I would paint it Black if I could. My mom still does not get the idea that being the only one with different hair color at school does not make me special, but instead makes me a freak.
“Your mom probably ate too many oranges while she was pregnant,” one of the boys in my class tells me as he holds in a laugh, and the girls don’t stand up for me; fearing being laughed at for defending the “Orange Head.”
It is an everyday struggle, and all my attempts to ease it are in vain. I even hit a boy once for pulling my hair, we ended up at the principal’s office with both sets of parents apologizing and exchanging fake smiles. When we got home, my mom and I argued over the “topic” of changing my hair color; so that I would avoid another principal visit.
Arguing with my mother feels like talking into space; all my words are swallowed as if they weren’t even uttered in the first place, then they drift into nothing; unheard and incomprehensible.
“Freak!” I say, and she says special. “Everyone dyes their hair,” I say, and she says that I should be myself. I don’t know which “self” she is referring to; since I have no power of deciding for myself.
I took a habit of skipping school and heading to my favorite spot in the neighborhood instead. There, I sit on a bench overlooking the ancient Nile River. I close my eyes and through my mind’s eye, I see Blue waves, and I smell the early morning breeze, it dances its way through my nose and mouth and up to my lungs.

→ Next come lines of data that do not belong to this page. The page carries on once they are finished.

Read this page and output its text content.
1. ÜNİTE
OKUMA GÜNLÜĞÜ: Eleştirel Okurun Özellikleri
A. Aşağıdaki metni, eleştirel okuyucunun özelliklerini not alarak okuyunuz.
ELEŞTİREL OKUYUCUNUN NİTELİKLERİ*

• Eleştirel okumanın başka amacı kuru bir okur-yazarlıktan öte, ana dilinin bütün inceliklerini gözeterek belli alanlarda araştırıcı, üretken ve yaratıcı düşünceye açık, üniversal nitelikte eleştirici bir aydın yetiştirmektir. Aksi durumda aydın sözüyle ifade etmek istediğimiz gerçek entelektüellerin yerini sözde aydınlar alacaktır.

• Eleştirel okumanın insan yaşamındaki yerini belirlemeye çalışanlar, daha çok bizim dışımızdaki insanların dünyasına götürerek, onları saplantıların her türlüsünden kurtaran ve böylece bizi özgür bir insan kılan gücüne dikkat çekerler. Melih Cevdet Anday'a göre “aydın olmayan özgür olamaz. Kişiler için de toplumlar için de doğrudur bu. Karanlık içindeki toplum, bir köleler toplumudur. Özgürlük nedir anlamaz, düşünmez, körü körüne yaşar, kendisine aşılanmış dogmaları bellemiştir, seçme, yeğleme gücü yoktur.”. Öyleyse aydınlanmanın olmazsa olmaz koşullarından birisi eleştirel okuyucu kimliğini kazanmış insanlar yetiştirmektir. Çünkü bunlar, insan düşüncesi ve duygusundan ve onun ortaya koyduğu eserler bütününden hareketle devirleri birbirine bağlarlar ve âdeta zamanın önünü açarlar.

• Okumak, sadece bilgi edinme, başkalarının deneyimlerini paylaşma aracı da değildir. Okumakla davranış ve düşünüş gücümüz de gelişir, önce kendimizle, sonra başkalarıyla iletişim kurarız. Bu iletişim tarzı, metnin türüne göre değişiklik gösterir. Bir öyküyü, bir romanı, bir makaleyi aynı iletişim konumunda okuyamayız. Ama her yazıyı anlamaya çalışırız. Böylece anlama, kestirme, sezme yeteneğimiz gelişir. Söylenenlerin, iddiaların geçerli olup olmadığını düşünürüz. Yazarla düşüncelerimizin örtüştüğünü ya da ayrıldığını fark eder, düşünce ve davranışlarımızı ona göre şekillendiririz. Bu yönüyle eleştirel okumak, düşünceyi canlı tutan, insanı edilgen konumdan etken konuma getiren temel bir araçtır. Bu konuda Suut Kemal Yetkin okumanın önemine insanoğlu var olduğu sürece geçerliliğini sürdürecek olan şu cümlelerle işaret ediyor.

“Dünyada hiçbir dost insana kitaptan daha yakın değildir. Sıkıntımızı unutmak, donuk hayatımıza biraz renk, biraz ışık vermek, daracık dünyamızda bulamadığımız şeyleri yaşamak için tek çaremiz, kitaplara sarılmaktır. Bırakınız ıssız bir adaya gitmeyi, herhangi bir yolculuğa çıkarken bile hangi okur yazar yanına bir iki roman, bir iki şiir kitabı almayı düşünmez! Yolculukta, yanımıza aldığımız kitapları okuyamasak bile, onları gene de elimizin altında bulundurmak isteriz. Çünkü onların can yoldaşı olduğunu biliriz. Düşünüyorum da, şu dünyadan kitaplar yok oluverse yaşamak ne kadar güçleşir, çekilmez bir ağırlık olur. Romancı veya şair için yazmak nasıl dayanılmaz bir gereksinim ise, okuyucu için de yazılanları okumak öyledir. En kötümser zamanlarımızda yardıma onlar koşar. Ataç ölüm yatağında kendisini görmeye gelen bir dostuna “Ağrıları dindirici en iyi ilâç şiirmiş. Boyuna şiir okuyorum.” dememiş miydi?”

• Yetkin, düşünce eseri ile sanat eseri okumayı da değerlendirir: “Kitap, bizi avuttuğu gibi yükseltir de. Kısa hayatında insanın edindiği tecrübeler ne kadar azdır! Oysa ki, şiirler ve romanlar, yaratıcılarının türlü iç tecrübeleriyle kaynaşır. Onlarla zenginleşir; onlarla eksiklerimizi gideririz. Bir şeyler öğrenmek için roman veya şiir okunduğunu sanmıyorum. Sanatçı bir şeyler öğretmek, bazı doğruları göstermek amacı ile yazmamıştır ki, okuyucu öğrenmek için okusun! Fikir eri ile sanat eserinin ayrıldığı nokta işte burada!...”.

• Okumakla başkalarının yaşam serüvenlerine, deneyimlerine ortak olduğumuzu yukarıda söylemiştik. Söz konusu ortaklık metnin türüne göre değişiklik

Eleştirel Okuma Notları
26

I inhale and exhale, as deeply as I can. The breeze cools my insides but warms my heart. I open my eyes to a fresh, and a new perspective.
My backpack is my all-time companion; I open it and get out my sketchbook; it smells of Roses and Jasmine. I make sure it always smells of Roses and Jasmine. I draw Blue waves on the margins and draw myself standing in the center with long Black hair and shiny black wings. I don’t know why I chose the color Black for my hair; I’ve never considered which color I wanted instead of Ginger. But I always trust what I draw unconsciously and try to rationalize what it means.

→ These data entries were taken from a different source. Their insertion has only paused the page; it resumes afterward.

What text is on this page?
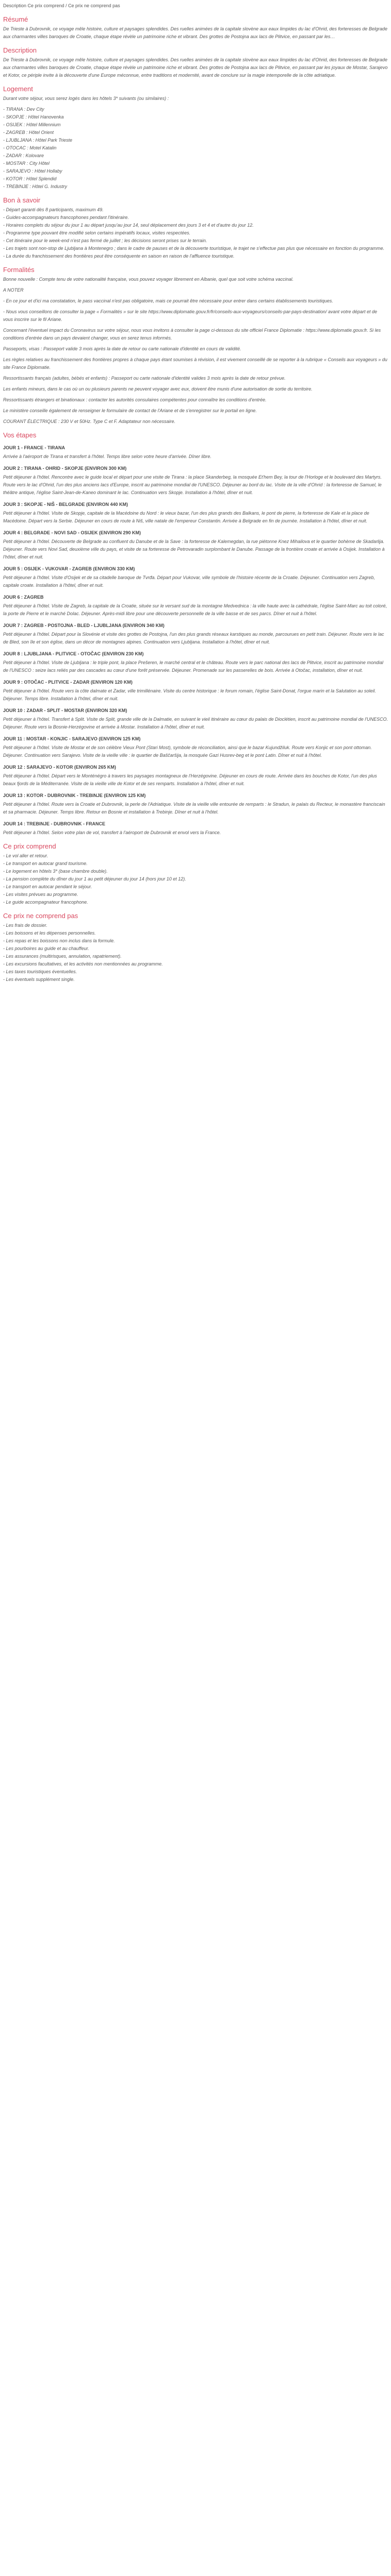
Description Ce prix comprend / Ce prix ne comprend pas
Résumé

De Trieste à Dubrovnik, ce voyage mêle histoire, culture et paysages splendides. Des ruelles animées de la capitale slovène aux eaux limpides du lac d'Ohrid, des forteresses de Belgrade aux charmantes villes baroques de Croatie, chaque étape révèle un patrimoine riche et vibrant. Des grottes de Postojna aux lacs de Plitvice, en passant par les…

Description

De Trieste à Dubrovnik, ce voyage mêle histoire, culture et paysages splendides. Des ruelles animées de la capitale slovène aux eaux limpides du lac d'Ohrid, des forteresses de Belgrade aux charmantes villes baroques de Croatie, chaque étape révèle un patrimoine riche et vibrant. Des grottes de Postojna aux lacs de Plitvice, en passant par les joyaux de Mostar, Sarajevo et Kotor, ce périple invite à la découverte d'une Europe méconnue, entre traditions et modernité, avant de conclure sur la magie intemporelle de la côte adriatique.

Logement

Durant votre séjour, vous serez logés dans les hôtels 3* suivants (ou similaires) :

- TIRANA : Dev City
- SKOPJE : Hôtel Hanovenka
- OSIJEK : Hôtel Millennium
- ZAGREB : Hôtel Orient
- LJUBLJANA : Hôtel Park Trieste
- OTOCAC : Motel Katalin
- ZADAR : Kolovare
- MOSTAR : City Hôtel
- SARAJEVO : Hôtel Hollaby
- KOTOR : Hôtel Splendid
- TREBINJE : Hôtel G. Industry
Bon à savoir
- Départ garanti dès 8 participants, maximum 49.
- Guides-accompagnateurs francophones pendant l'itinéraire.
- Horaires complets du séjour du jour 1 au départ jusqu'au jour 14, seul déplacement des jours 3 et 4 et d'autre du jour 12.
- Programme type pouvant être modifié selon certains impératifs locaux, visites respectées.
- Cet itinéraire pour le week-end n'est pas fermé de juillet ; les décisions seront prises sur le terrain.
- Les trajets sont non-stop de Ljubljana à Montenegro ; dans le cadre de pauses et de la découverte touristique, le trajet ne s'effectue pas plus que nécessaire en fonction du programme.
- La durée du franchissement des frontières peut être conséquente en saison en raison de l'affluence touristique.
Formalités

Bonne nouvelle : Compte tenu de votre nationalité française, vous pouvez voyager librement en Albanie, quel que soit votre schéma vaccinal.

A NOTER

- En ce jour et d'ici ma constatation, le pass vaccinal n'est pas obligatoire, mais ce pourrait être nécessaire pour entrer dans certains établissements touristiques.

- Nous vous conseillons de consulter la page « Formalités » sur le site https://www.diplomatie.gouv.fr/fr/conseils-aux-voyageurs/conseils-par-pays-destination/ avant votre départ et de vous inscrire sur le fil Ariane.

Concernant l'éventuel impact du Coronavirus sur votre séjour, nous vous invitons à consulter la page ci-dessous du site officiel France Diplomatie : https://www.diplomatie.gouv.fr. Si les conditions d'entrée dans un pays devaient changer, vous en serez tenus informés.

Passeports, visas : Passeport valide 3 mois après la date de retour ou carte nationale d'identité en cours de validité.

Les règles relatives au franchissement des frontières propres à chaque pays étant soumises à révision, il est vivement conseillé de se reporter à la rubrique « Conseils aux voyageurs » du site France Diplomatie.

Ressortissants français (adultes, bébés et enfants) : Passeport ou carte nationale d'identité valides 3 mois après la date de retour prévue.

Les enfants mineurs, dans le cas où un ou plusieurs parents ne peuvent voyager avec eux, doivent être munis d'une autorisation de sortie du territoire.

Ressortissants étrangers et binationaux : contacter les autorités consulaires compétentes pour connaître les conditions d'entrée.

Le ministère conseille également de renseigner le formulaire de contact de l'Ariane et de s'enregistrer sur le portail en ligne.

COURANT ÉLECTRIQUE : 230 V et 50Hz. Type C et F. Adaptateur non nécessaire.

Vos étapes
JOUR 1 - FRANCE - TIRANA

Arrivée à l'aéroport de Tirana et transfert à l'hôtel. Temps libre selon votre heure d'arrivée. Dîner libre.

JOUR 2 : TIRANA - OHRID - SKOPJE (ENVIRON 300 KM)

Petit déjeuner à l'hôtel. Rencontre avec le guide local et départ pour une visite de Tirana : la place Skanderbeg, la mosquée Et'hem Bey, la tour de l'Horloge et le boulevard des Martyrs. Route vers le lac d'Ohrid, l'un des plus anciens lacs d'Europe, inscrit au patrimoine mondial de l'UNESCO. Déjeuner au bord du lac. Visite de la ville d'Ohrid : la forteresse de Samuel, le théâtre antique, l'église Saint-Jean-de-Kaneo dominant le lac. Continuation vers Skopje. Installation à l'hôtel, dîner et nuit.

JOUR 3 : SKOPJE - NIŠ - BELGRADE (ENVIRON 440 KM)

Petit déjeuner à l'hôtel. Visite de Skopje, capitale de la Macédoine du Nord : le vieux bazar, l'un des plus grands des Balkans, le pont de pierre, la forteresse de Kale et la place de Macédoine. Départ vers la Serbie. Déjeuner en cours de route à Niš, ville natale de l'empereur Constantin. Arrivée à Belgrade en fin de journée. Installation à l'hôtel, dîner et nuit.

JOUR 4 : BELGRADE - NOVI SAD - OSIJEK (ENVIRON 290 KM)

Petit déjeuner à l'hôtel. Découverte de Belgrade au confluent du Danube et de la Save : la forteresse de Kalemegdan, la rue piétonne Knez Mihailova et le quartier bohème de Skadarlija. Déjeuner. Route vers Novi Sad, deuxième ville du pays, et visite de sa forteresse de Petrovaradin surplombant le Danube. Passage de la frontière croate et arrivée à Osijek. Installation à l'hôtel, dîner et nuit.

JOUR 5 : OSIJEK - VUKOVAR - ZAGREB (ENVIRON 330 KM)

Petit déjeuner à l'hôtel. Visite d'Osijek et de sa citadelle baroque de Tvrđa. Départ pour Vukovar, ville symbole de l'histoire récente de la Croatie. Déjeuner. Continuation vers Zagreb, capitale croate. Installation à l'hôtel, dîner et nuit.

JOUR 6 : ZAGREB

Petit déjeuner à l'hôtel. Visite de Zagreb, la capitale de la Croatie, située sur le versant sud de la montagne Medvednica : la ville haute avec la cathédrale, l'église Saint-Marc au toit coloré, la porte de Pierre et le marché Dolac. Déjeuner. Après-midi libre pour une découverte personnelle de la ville basse et de ses parcs. Dîner et nuit à l'hôtel.

JOUR 7 : ZAGREB - POSTOJNA - BLED - LJUBLJANA (ENVIRON 340 KM)

Petit déjeuner à l'hôtel. Départ pour la Slovénie et visite des grottes de Postojna, l'un des plus grands réseaux karstiques au monde, parcourues en petit train. Déjeuner. Route vers le lac de Bled, son île et son église, dans un décor de montagnes alpines. Continuation vers Ljubljana. Installation à l'hôtel, dîner et nuit.

JOUR 8 : LJUBLJANA - PLITVICE - OTOČAC (ENVIRON 230 KM)

Petit déjeuner à l'hôtel. Visite de Ljubljana : le triple pont, la place Prešeren, le marché central et le château. Route vers le parc national des lacs de Plitvice, inscrit au patrimoine mondial de l'UNESCO : seize lacs reliés par des cascades au cœur d'une forêt préservée. Déjeuner. Promenade sur les passerelles de bois. Arrivée à Otočac, installation, dîner et nuit.

JOUR 9 : OTOČAC - PLITVICE - ZADAR (ENVIRON 120 KM)

Petit déjeuner à l'hôtel. Route vers la côte dalmate et Zadar, ville trimillénaire. Visite du centre historique : le forum romain, l'église Saint-Donat, l'orgue marin et la Salutation au soleil. Déjeuner. Temps libre. Installation à l'hôtel, dîner et nuit.

JOUR 10 : ZADAR - SPLIT - MOSTAR (ENVIRON 320 KM)

Petit déjeuner à l'hôtel. Transfert à Split. Visite de Split, grande ville de la Dalmatie, en suivant le vieil itinéraire au cœur du palais de Dioclétien, inscrit au patrimoine mondial de l'UNESCO. Déjeuner. Route vers la Bosnie-Herzégovine et arrivée à Mostar. Installation à l'hôtel, dîner et nuit.

JOUR 11 : MOSTAR - KONJIC - SARAJEVO (ENVIRON 125 KM)

Petit déjeuner à l'hôtel. Visite de Mostar et de son célèbre Vieux Pont (Stari Most), symbole de réconciliation, ainsi que le bazar Kujundžiluk. Route vers Konjic et son pont ottoman. Déjeuner. Continuation vers Sarajevo. Visite de la vieille ville : le quartier de Baščaršija, la mosquée Gazi Husrev-beg et le pont Latin. Dîner et nuit à l'hôtel.

JOUR 12 : SARAJEVO - KOTOR (ENVIRON 265 KM)

Petit déjeuner à l'hôtel. Départ vers le Monténégro à travers les paysages montagneux de l'Herzégovine. Déjeuner en cours de route. Arrivée dans les bouches de Kotor, l'un des plus beaux fjords de la Méditerranée. Visite de la vieille ville de Kotor et de ses remparts. Installation à l'hôtel, dîner et nuit.

JOUR 13 : KOTOR - DUBROVNIK - TREBINJE (ENVIRON 125 KM)

Petit déjeuner à l'hôtel. Route vers la Croatie et Dubrovnik, la perle de l'Adriatique. Visite de la vieille ville entourée de remparts : le Stradun, le palais du Recteur, le monastère franciscain et sa pharmacie. Déjeuner. Temps libre. Retour en Bosnie et installation à Trebinje. Dîner et nuit à l'hôtel.

JOUR 14 : TREBINJE - DUBROVNIK - FRANCE

Petit déjeuner à l'hôtel. Selon votre plan de vol, transfert à l'aéroport de Dubrovnik et envol vers la France.

Ce prix comprend
- Le vol aller et retour.
- Le transport en autocar grand tourisme.
- Le logement en hôtels 3* (base chambre double).
- La pension complète du dîner du jour 1 au petit déjeuner du jour 14 (hors jour 10 et 12).
- Le transport en autocar pendant le séjour.
- Les visites prévues au programme.
- Le guide accompagnateur francophone.
Ce prix ne comprend pas
- Les frais de dossier.
- Les boissons et les dépenses personnelles.
- Les repas et les boissons non inclus dans la formule.
- Les pourboires au guide et au chauffeur.
- Les assurances (multirisques, annulation, rapatriement).
- Les excursions facultatives, et les activités non mentionnées au programme.
- Les taxes touristiques éventuelles.
- Les éventuels supplément single.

I go for a walk by the Nile, which is probably the best treat you can give yourself on an early morning in winter. The city is still quiet at that time. As I walk, my mind wonders if bullying is a choice or is it ingrained in people, if there is a strategy to avoid it. Maybe if I searched hard enough, I would find an answer on how to treat unreasonably mean people. Why isn’t it the other way around? Why don’t we bully the bullies for once? Would that make them act out even stronger, or would they change themselves? Whirls of questions bang the doors of possibilities inside my head.
My best friend once told me that even if I changed my hair color, they would still annoy me; because they are mean anyways. I wish she was still here and didn’t have to switch schools last summer. We would have been walking together now, sharing sketches and mixtapes.
My feet take me to the bridge that connects the East and West banks. Still overlooking the river, I climb the bridge’s fence and sit, dangling my legs in the cold air. Most of the boys at school wouldn’t dare sit where I am sitting now. But still, they have power over me, damn it!
The water looks so pure and vast from up here. I wish I could dye my hair as Blue as the sky, but Blue would totally be worse than Ginger. Ugh, till when would I have to make decisions based on how people would react?
There must come a time when I would be free to dye my hair Blue and paint my body with Roses of all colors, to tattoo Black wings on my back so that the masterpiece is complete. I smile wide at such imagery.
I won’t deny that I thought of jumping so many times; because I can swim, and I don’t fear heights. I’m always certain that if I jumped, I would survive it.
Something far in the water catches my attention and cuts my train of thought. First, I can’t distinguish what are the small figures in the water causing a splash, but after a second, I realize that they’re the arms of someone drowning.
Without a second thought, I jump. I’m swimming faster than I ever did, as I get closer to the small figure; I see that it’s a little girl, and she has bright red hair, just like mine.
My legs and arms feel numb from the freezing cold. But suddenly, an encompassing sense of warmth descends from my hair and moves down to my body, and with each surge of warmth, my hair starts glowing fiery red. I reach for the girl and as I hold her, the warmth encompasses both of us, and I close my eyes until we reach the shore safely.
Out of breath, I open my eyes. I examine my body, and I am not wet. It’s 6:30 in the morning. I get out of bed and check my hair in the mirror, and it’s still Ginger. I run to open my sketchbook; the last drawing is a one with waves on the margins and me standing in the center with long red hair and fiery red wings, and a little girl standing by my side, holding my hand.